In the election of 1824, however, there were several candidates, all of them officially Democratic-Republicans. The election was decided in the House of Representatives, and John Quincy Adams, who called his faction the National Republicans, was elected. The loser, Andrew Jackson, immediately started the next political campaign. He made common cause with Martin Van Buren, the political boss of New York, and together they founded the Democratic Party. In the election of 1828, Jackson swept into power. As President, he led with a high hand. His opponents, calling him King Andrew I, got together to figure out the electioneering game the Democrats had pioneered. They formed a new political party, the Whigs, recalling the historic associations of Whiggery with opposition to tyrants (e.g., Jackson).

The Whigs contested seven presidential elections, winning two of them. Both of their elected candidates died in office, however. Their record in national leadership is mixed. And though they were always in favor of liberty in all its manifestations, in order to win elections they had to reach out to all sections of the country. This meant finessing the issue of slavery. As the nation became more and more convulsed over slavery, the Whigs found themselves unable to compete effectively with the Democrats. The Democrats, north and south, were united in favor of slavery’s existence and extension. The Whigs couldn’t effectively oppose this, since the southern Whigs wouldn’t form a united front in opposition. In the end, the Whigs fell apart. Many of the northern Whigs then joined a new political party that was organized in the 1850s, which was clear in its opposition to the extension of slavery: the Republican Party.

The Republican Party contains many elements within it, but it has usually been the home of those who continue the Whig tradition – the Burkean Conservatives, the Classical Liberals, those who believe in liberty and limited government and a society made up of many non-governmental institutions and relationships. In today’s fractious politics, where Donald Trump is the titular leader of the GOP, many Burkean Conservatives have either formally left the Republican Party, or find themselves feeling alienated from the party they have hitherto called home. Still, Whiggery remains a viable and respectable political philosophy, and those of us who hold to it continue to fight our corner, whatever politicians and parties may do.

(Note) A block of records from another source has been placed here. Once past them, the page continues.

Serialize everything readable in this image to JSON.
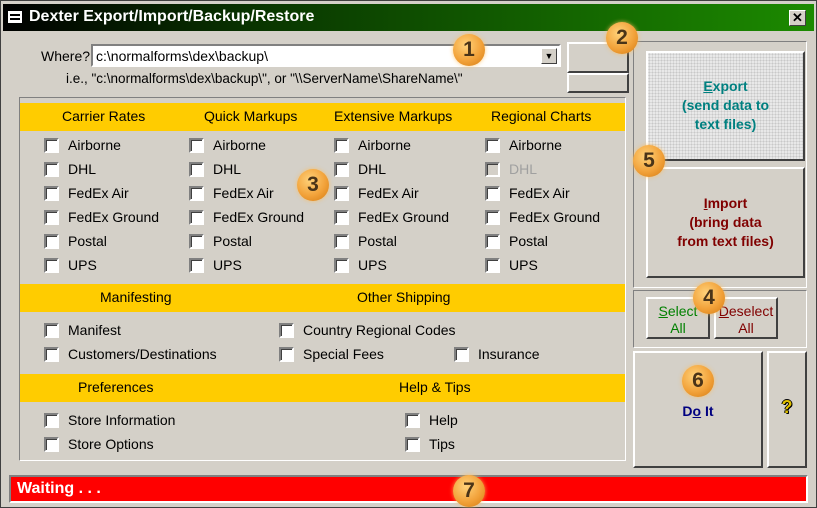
{
  "window": {
    "title": "Dexter Export/Import/Backup/Restore",
    "close_glyph": "✕"
  },
  "path": {
    "label": "Where?",
    "value": "c:\\normalforms\\dex\\backup\\",
    "hint": "i.e., \"c:\\normalforms\\dex\\backup\\\", or \"\\\\ServerName\\ShareName\\\""
  },
  "sections": {
    "carrier_rates": {
      "title": "Carrier Rates",
      "items": [
        "Airborne",
        "DHL",
        "FedEx Air",
        "FedEx Ground",
        "Postal",
        "UPS"
      ]
    },
    "quick_markups": {
      "title": "Quick Markups",
      "items": [
        "Airborne",
        "DHL",
        "FedEx Air",
        "FedEx Ground",
        "Postal",
        "UPS"
      ]
    },
    "extensive_markups": {
      "title": "Extensive Markups",
      "items": [
        "Airborne",
        "DHL",
        "FedEx Air",
        "FedEx Ground",
        "Postal",
        "UPS"
      ]
    },
    "regional_charts": {
      "title": "Regional Charts",
      "items": [
        "Airborne",
        "DHL",
        "FedEx Air",
        "FedEx Ground",
        "Postal",
        "UPS"
      ],
      "disabled": [
        "DHL"
      ]
    },
    "manifesting": {
      "title": "Manifesting",
      "items": [
        "Manifest",
        "Customers/Destinations"
      ]
    },
    "other_shipping": {
      "title": "Other Shipping",
      "items": [
        "Country Regional Codes",
        "Special Fees",
        "Insurance"
      ]
    },
    "preferences": {
      "title": "Preferences",
      "items": [
        "Store Information",
        "Store Options"
      ]
    },
    "help_tips": {
      "title": "Help & Tips",
      "items": [
        "Help",
        "Tips"
      ]
    }
  },
  "buttons": {
    "export": {
      "hotkey": "E",
      "word_rest": "xport",
      "line2": "(send data to",
      "line3": "text files)"
    },
    "import": {
      "hotkey": "I",
      "word_rest": "mport",
      "line2": "(bring data",
      "line3": "from text files)"
    },
    "select_all": {
      "line1_hotkey": "S",
      "line1_rest": "elect",
      "line2": "All"
    },
    "deselect_all": {
      "line1_hotkey": "D",
      "line1_rest": "eselect",
      "line2": "All"
    },
    "do_it": {
      "prefix": "D",
      "hotkey": "o",
      "rest": " It"
    },
    "help_icon": "?"
  },
  "status": {
    "text": "Waiting . . ."
  },
  "callouts": [
    "1",
    "2",
    "3",
    "4",
    "5",
    "6",
    "7"
  ],
  "colors": {
    "title_gradient_start": "#000000",
    "title_gradient_end": "#1c8a00",
    "band": "#ffcc00",
    "status_bg": "#ff0000",
    "export_text": "#008080",
    "import_text": "#800000",
    "select_text": "#008000",
    "deselect_text": "#800000",
    "doit_text": "#000080",
    "callout": "#f2a23a"
  }
}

When I say that I am an old whig and that that has a specific meaning, this is what I am referring to. I am opposed to the progressive vision that wants to streamline power and remove the roadblocks from it, that seeks to remake society by government action. That way lies not only tyranny but error, for omincompetent government always winds up being bad government, abusing its citizens not only through high-handedness but stupidity, because no central plan can cover the millions of factors millions of people take into account every day when they decide things for themselves. I don’t believe the Constitution is outdated, and I believe that it means exactly what it says. It is a very whiggish document, and I love it for that. I want to see people set free and equipped to live free, and so I want the ameliorating institutions of society – including the Church – to fire people with the vision of holiness that will lead them to use their freedom in all ways for the betterment of themselves, their children, and the rest of society – which those institutions cannot do if the government is presumed to be responsible for everything in the society.